Higher bond yields themselves cause problems for stocks, as investors have less incentive to buy riskier bets like equities when safe Treasury returns are so high. But elevated yields also propel the dollar skyward—and that’s another matter altogether. When the greenback is stronger relative to its peers, corporate profits recorded in foreign currencies are weakened, which can be a problem for the multinational companies that stack the
S&P 500
index.

And it isn’t just Treasury yields boosting the dollar, but a gloomy global backdrop, too. Government bond yields have rallied elsewhere around the world, but a grim economic picture—from China, on the verge of a property crisis, to European economies such as Germany at risk of recession—has also weighed on rival currencies.
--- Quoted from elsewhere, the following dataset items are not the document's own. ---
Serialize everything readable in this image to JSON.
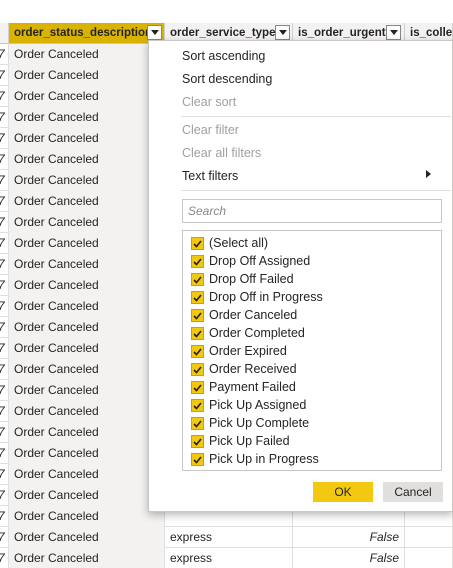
{
  "table": {
    "columns": [
      {
        "label": ""
      },
      {
        "label": "order_status_description"
      },
      {
        "label": "order_service_type"
      },
      {
        "label": "is_order_urgent"
      },
      {
        "label": "is_collect"
      }
    ],
    "rows": [
      {
        "c0": "7",
        "status": "Order Canceled",
        "service": "",
        "urgent": ""
      },
      {
        "c0": "7",
        "status": "Order Canceled",
        "service": "",
        "urgent": ""
      },
      {
        "c0": "7",
        "status": "Order Canceled",
        "service": "",
        "urgent": ""
      },
      {
        "c0": "7",
        "status": "Order Canceled",
        "service": "",
        "urgent": ""
      },
      {
        "c0": "7",
        "status": "Order Canceled",
        "service": "",
        "urgent": ""
      },
      {
        "c0": "7",
        "status": "Order Canceled",
        "service": "",
        "urgent": ""
      },
      {
        "c0": "7",
        "status": "Order Canceled",
        "service": "",
        "urgent": ""
      },
      {
        "c0": "7",
        "status": "Order Canceled",
        "service": "",
        "urgent": ""
      },
      {
        "c0": "7",
        "status": "Order Canceled",
        "service": "",
        "urgent": ""
      },
      {
        "c0": "7",
        "status": "Order Canceled",
        "service": "",
        "urgent": ""
      },
      {
        "c0": "7",
        "status": "Order Canceled",
        "service": "",
        "urgent": ""
      },
      {
        "c0": "7",
        "status": "Order Canceled",
        "service": "",
        "urgent": ""
      },
      {
        "c0": "7",
        "status": "Order Canceled",
        "service": "",
        "urgent": ""
      },
      {
        "c0": "7",
        "status": "Order Canceled",
        "service": "",
        "urgent": ""
      },
      {
        "c0": "7",
        "status": "Order Canceled",
        "service": "",
        "urgent": ""
      },
      {
        "c0": "7",
        "status": "Order Canceled",
        "service": "",
        "urgent": ""
      },
      {
        "c0": "7",
        "status": "Order Canceled",
        "service": "",
        "urgent": ""
      },
      {
        "c0": "7",
        "status": "Order Canceled",
        "service": "",
        "urgent": ""
      },
      {
        "c0": "7",
        "status": "Order Canceled",
        "service": "",
        "urgent": ""
      },
      {
        "c0": "7",
        "status": "Order Canceled",
        "service": "",
        "urgent": ""
      },
      {
        "c0": "7",
        "status": "Order Canceled",
        "service": "",
        "urgent": ""
      },
      {
        "c0": "7",
        "status": "Order Canceled",
        "service": "",
        "urgent": ""
      },
      {
        "c0": "7",
        "status": "Order Canceled",
        "service": "",
        "urgent": ""
      },
      {
        "c0": "7",
        "status": "Order Canceled",
        "service": "express",
        "urgent": "False"
      },
      {
        "c0": "7",
        "status": "Order Canceled",
        "service": "express",
        "urgent": "False"
      },
      {
        "c0": "7",
        "status": "Order Canceled",
        "service": "express",
        "urgent": "False"
      }
    ]
  },
  "filter_menu": {
    "sort_ascending": "Sort ascending",
    "sort_descending": "Sort descending",
    "clear_sort": "Clear sort",
    "clear_filter": "Clear filter",
    "clear_all_filters": "Clear all filters",
    "text_filters": "Text filters",
    "search_placeholder": "Search",
    "options": [
      {
        "label": "(Select all)",
        "checked": true
      },
      {
        "label": "Drop Off Assigned",
        "checked": true
      },
      {
        "label": "Drop Off Failed",
        "checked": true
      },
      {
        "label": "Drop Off in Progress",
        "checked": true
      },
      {
        "label": "Order Canceled",
        "checked": true
      },
      {
        "label": "Order Completed",
        "checked": true
      },
      {
        "label": "Order Expired",
        "checked": true
      },
      {
        "label": "Order Received",
        "checked": true
      },
      {
        "label": "Payment Failed",
        "checked": true
      },
      {
        "label": "Pick Up Assigned",
        "checked": true
      },
      {
        "label": "Pick Up Complete",
        "checked": true
      },
      {
        "label": "Pick Up Failed",
        "checked": true
      },
      {
        "label": "Pick Up in Progress",
        "checked": true
      }
    ],
    "ok_label": "OK",
    "cancel_label": "Cancel"
  },
  "colors": {
    "selected_header": "#d9b300",
    "checkbox": "#f2c811",
    "ok_button": "#f2c811"
  }
}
The dollar on the verge of a breakout could be the next major headwind for the stock market, as Barron’s reported when the greenback topped 105. Now it’s at 106. As Boyadjian said: “There’s no stopping the dollar.”

Investors should watch data out Friday in the form of the core personal-consumption expenditures (PCE) index, which is the Fed’s preferred measure of inflation. It could be the next major catalyst that shifts the needle on expectations for where rates—and, thus, bond yields and likely the dollar, are going.

“The next update on the inflation front will be Friday’s core PCE price index, which had edged up in July,” said Boyadjian. “If the Fed’s favorite price gauge falls to 3.9% in August as forecast, the rally in bond yields might pause for breath, halting the U.S. dollar’s advance.”